Einen Sonderfall stellt sicherlich die Übermittlung lebensverändernder Diagnosen dar. In diesen Situationen ist es vor allem wichtig:

 sich gut auf das Gespräch vorzubereiten,

 die Fakten verständlich, aber kurz und knapp darzulegen,

 soweit möglich, auch positive Botschaften zu übermitteln

 alle Informationen zu übermitteln,

 zurückhaltende Empathie zu zeigen,

 sich genügend Zeit zu nehmen und diese vor allem dem Patienten für die Akzeptanz der Nachricht und für seine Fragen zu geben,

 mögliche weitere Schritte (z.B. Kontrolluntersuchungen) schon vorbereitet oder vorgeplant zu haben

 unsichere Versprechen bezüglich des möglichen Krankheitsverlaufes zu vermeiden und – ganz wichtig –

 einen Spielraums für eigene Entscheidungen der Patienten zu schaffen.

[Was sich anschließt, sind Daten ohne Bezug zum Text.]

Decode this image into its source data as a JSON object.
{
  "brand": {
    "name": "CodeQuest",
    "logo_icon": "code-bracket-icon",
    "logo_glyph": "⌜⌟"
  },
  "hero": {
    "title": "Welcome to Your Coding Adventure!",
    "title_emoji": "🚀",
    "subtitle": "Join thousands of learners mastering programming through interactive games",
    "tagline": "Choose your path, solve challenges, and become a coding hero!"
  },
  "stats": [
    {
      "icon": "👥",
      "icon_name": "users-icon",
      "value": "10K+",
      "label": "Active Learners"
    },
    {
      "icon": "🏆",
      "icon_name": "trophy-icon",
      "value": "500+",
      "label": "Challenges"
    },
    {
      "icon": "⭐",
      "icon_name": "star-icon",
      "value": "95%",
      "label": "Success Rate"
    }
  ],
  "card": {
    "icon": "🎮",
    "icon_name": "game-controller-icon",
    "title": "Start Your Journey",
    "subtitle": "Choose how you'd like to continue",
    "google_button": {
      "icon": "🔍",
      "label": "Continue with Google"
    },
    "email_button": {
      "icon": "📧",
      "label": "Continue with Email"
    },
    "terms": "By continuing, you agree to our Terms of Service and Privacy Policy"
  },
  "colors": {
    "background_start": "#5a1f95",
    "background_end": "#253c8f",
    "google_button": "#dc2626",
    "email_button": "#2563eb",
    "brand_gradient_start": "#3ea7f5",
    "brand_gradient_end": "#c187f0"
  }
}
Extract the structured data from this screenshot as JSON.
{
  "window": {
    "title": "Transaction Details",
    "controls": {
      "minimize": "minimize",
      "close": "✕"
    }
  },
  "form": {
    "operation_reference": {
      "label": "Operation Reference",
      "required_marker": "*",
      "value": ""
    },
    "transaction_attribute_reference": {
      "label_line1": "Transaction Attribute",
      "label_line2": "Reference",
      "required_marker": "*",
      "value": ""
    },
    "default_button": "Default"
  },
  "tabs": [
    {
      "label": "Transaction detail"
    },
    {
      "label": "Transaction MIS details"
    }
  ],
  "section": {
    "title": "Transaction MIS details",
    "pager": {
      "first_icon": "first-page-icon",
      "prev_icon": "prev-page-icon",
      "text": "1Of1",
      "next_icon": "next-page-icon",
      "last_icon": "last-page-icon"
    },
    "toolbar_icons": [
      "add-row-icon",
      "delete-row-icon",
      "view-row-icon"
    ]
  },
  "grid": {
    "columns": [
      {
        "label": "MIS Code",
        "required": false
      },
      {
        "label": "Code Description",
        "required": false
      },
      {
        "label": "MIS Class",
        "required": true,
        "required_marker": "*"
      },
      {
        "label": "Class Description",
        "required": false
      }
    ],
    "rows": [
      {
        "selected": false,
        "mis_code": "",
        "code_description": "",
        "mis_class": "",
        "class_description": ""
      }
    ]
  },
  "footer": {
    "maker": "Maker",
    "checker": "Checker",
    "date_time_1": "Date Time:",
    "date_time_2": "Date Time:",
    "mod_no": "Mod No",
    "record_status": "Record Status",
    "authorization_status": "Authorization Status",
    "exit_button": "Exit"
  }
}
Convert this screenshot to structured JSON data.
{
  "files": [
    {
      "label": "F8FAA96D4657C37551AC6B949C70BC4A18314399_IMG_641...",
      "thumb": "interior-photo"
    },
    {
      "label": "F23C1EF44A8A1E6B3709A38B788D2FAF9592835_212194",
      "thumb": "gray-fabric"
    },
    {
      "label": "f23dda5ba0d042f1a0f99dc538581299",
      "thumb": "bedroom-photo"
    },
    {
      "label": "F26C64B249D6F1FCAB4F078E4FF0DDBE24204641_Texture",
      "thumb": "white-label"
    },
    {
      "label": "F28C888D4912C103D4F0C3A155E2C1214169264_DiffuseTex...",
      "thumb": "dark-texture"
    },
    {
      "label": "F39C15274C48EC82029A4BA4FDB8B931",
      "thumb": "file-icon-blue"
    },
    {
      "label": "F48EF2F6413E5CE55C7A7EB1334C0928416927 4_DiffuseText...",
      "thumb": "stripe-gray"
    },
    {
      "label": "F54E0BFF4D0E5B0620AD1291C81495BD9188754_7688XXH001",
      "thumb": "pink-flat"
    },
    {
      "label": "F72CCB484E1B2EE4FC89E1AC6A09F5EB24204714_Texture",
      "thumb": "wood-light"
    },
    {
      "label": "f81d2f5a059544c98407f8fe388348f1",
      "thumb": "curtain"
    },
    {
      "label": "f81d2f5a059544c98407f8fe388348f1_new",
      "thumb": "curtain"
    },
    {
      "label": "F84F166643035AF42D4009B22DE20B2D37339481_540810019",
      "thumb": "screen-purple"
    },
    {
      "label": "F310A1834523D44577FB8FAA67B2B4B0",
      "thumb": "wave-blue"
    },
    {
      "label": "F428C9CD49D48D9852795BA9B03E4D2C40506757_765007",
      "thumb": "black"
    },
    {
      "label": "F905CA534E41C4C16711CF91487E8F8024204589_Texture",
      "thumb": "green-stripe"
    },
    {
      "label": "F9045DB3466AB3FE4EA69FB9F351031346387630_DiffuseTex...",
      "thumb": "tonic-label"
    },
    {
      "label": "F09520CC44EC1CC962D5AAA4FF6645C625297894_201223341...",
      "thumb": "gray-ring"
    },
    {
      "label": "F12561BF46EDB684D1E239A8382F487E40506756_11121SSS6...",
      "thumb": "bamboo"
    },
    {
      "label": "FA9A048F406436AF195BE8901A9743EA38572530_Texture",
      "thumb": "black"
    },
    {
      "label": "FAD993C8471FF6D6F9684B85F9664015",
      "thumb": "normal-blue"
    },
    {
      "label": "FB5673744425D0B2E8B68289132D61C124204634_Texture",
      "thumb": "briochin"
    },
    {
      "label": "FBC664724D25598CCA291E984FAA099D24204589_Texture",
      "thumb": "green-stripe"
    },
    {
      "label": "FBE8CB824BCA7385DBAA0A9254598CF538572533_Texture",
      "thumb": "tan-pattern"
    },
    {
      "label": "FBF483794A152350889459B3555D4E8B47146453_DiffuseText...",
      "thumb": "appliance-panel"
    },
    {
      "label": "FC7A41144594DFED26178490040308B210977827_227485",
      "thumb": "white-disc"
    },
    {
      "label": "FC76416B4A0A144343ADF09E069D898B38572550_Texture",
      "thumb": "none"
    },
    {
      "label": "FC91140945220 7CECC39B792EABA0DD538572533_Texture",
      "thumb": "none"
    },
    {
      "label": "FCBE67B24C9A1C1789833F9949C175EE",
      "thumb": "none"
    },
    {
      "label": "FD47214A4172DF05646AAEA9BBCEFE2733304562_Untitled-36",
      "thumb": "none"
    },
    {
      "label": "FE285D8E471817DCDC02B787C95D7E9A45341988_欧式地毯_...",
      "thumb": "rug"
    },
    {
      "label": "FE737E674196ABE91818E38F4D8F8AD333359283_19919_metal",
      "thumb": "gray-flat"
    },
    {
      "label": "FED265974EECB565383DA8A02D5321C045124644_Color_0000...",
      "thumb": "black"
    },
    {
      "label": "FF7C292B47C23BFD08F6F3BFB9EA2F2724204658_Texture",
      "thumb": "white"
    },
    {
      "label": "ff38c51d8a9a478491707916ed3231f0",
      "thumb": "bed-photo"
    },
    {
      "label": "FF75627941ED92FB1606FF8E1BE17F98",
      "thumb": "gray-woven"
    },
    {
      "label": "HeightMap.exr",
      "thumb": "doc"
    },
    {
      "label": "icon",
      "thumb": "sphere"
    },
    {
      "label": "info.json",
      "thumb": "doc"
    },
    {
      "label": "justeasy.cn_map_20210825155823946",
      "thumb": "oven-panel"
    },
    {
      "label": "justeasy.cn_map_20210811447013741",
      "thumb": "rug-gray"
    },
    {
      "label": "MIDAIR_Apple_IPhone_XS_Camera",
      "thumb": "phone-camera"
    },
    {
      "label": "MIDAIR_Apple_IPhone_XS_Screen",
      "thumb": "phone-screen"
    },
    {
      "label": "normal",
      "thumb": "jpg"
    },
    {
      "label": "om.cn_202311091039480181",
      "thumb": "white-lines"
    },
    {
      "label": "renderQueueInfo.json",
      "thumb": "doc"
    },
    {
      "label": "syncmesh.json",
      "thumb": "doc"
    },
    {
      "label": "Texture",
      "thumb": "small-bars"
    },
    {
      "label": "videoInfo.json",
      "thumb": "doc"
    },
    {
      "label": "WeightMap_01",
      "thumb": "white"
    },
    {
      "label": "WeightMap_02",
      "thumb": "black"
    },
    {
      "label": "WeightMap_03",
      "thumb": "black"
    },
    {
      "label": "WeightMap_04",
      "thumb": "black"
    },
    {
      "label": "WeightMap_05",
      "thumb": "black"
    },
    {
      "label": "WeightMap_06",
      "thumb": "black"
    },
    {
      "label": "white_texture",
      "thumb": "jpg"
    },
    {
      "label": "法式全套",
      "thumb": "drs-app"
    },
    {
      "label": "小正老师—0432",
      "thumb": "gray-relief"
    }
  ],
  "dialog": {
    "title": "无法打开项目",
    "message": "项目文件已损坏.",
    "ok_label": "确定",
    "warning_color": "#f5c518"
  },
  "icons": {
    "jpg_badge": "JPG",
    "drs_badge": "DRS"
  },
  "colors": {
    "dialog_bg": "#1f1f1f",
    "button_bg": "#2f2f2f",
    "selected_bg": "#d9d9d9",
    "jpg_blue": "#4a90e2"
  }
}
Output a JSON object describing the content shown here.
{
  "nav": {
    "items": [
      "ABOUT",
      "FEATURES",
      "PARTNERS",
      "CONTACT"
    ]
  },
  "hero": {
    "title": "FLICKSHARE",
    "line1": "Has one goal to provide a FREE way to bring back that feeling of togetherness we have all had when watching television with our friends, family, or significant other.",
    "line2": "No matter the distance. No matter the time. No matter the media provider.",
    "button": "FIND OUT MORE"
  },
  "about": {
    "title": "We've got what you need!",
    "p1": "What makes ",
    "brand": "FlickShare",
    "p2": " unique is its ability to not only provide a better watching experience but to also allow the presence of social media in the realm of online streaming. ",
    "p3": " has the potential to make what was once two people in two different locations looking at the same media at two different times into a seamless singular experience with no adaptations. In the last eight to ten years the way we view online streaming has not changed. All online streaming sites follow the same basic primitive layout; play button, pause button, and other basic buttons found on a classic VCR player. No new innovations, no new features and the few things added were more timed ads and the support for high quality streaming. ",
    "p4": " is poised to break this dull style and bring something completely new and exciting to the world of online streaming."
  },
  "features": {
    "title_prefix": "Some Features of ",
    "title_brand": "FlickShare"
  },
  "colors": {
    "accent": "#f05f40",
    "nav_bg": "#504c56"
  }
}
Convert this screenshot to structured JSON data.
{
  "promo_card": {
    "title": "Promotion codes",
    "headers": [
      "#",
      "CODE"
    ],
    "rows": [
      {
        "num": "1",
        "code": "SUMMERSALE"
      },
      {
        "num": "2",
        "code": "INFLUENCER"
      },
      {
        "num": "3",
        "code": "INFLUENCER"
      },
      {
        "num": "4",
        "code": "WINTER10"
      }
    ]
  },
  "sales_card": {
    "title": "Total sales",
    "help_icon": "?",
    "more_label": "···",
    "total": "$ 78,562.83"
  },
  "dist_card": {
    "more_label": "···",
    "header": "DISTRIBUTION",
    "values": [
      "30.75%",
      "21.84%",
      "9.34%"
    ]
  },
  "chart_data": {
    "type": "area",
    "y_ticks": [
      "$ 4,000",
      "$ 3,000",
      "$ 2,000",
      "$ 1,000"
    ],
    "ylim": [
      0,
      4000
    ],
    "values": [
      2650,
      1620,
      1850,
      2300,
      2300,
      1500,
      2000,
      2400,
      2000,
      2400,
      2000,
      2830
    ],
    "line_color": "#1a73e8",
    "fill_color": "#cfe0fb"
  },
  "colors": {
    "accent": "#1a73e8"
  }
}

2. 3 Best-Practice-Verhaltensweisen

Doch was kann man – über die aufgeführten Best-Practice-Grundregeln hinaus – noch tun, um „gute“ Patientengespräche zu führen? Folgende Best-Practice-Verhaltensweisen haben sich bewährt:

Gesprächsführung

 Sprechen Sie flüssig ohne „Ähs“?

 Verwenden Sie einen langsameren Sprachstil?

 Ist Ihre Aussprache deutlich?

 Setzen Sie knappe, kurze Sätze ein?

 Hören Sie aktiv zu (Zeigen Sie durch Blickkontakt und Kopfnicken dem Gegenüber Ihre Aufmerksamkeit)?

 Lassen Sie Ihre Gesprächspartner ausreden?

 Reden Sie grundsätzlich in der Ich-Form („Ich denke...“, „Ich meine....“, „Aus meiner Sicht...“)?

 Vermeiden Sie Behauptungen?

 Verwenden Sie überwiegend „W“-Fragen?

 Schalten Sie konsequent Signale von Hektik und Gereiztheit aus?

 Verzichten Sie auf das Wort „nicht“?

 Vermeiden Sie Worte wie „müssen“, „sollen“, „dürfen“?

Kontaktaufbau und –pflege

 Hat Ihr Gespräch einen roten Faden?

 Eröffnen Sie jedes Gespräch mit dem Aufbau einer Sympathie-Atmosphäre (Small Talk zu einem Thema, das Sie und Ihren Patienten verbindet)?

 Stellen Sie zu allen Diagnosen und therapeutischen Konsequenzen auch die positiven Aspekte heraus?

 Erzählen Sie – soweit möglich – auch aus Ihrem Privatleben?

 Zeigen Sie Interesse an Leben und Hobbies Ihrer Patienten?

Ausstrahlung

 Besitzen Sie eine positive Ausstrahlung?

 Gehen Sie offen auf Menschen zu?

 Haben Sie ein positives Menschenbild?

 Lernen Sie gerne neue Menschen kennen?

 Freuen Sie sich auf Ihre Patienten?

 Lächeln Sie viel während Ihrer Patientengespräche?

Körpersprache

 Drücken Sie in Mimik, Gestik und Körperhaltung aus, dass Sie positiv eingestellt sind?

 Halten Sie einen offenen Augenkontakt?

 Ist Ihr Kopf leicht geneigt, wenn Sie auf andere zugehen?

 Ist Ihre Armhaltung geöffnet?

 Halten Sie Ihre Handflächen offen nach oben als Geste der Offenheit?

 Halten Sie eine mittlere Körperdistanz (etwa 80 bis 100 cm) ein?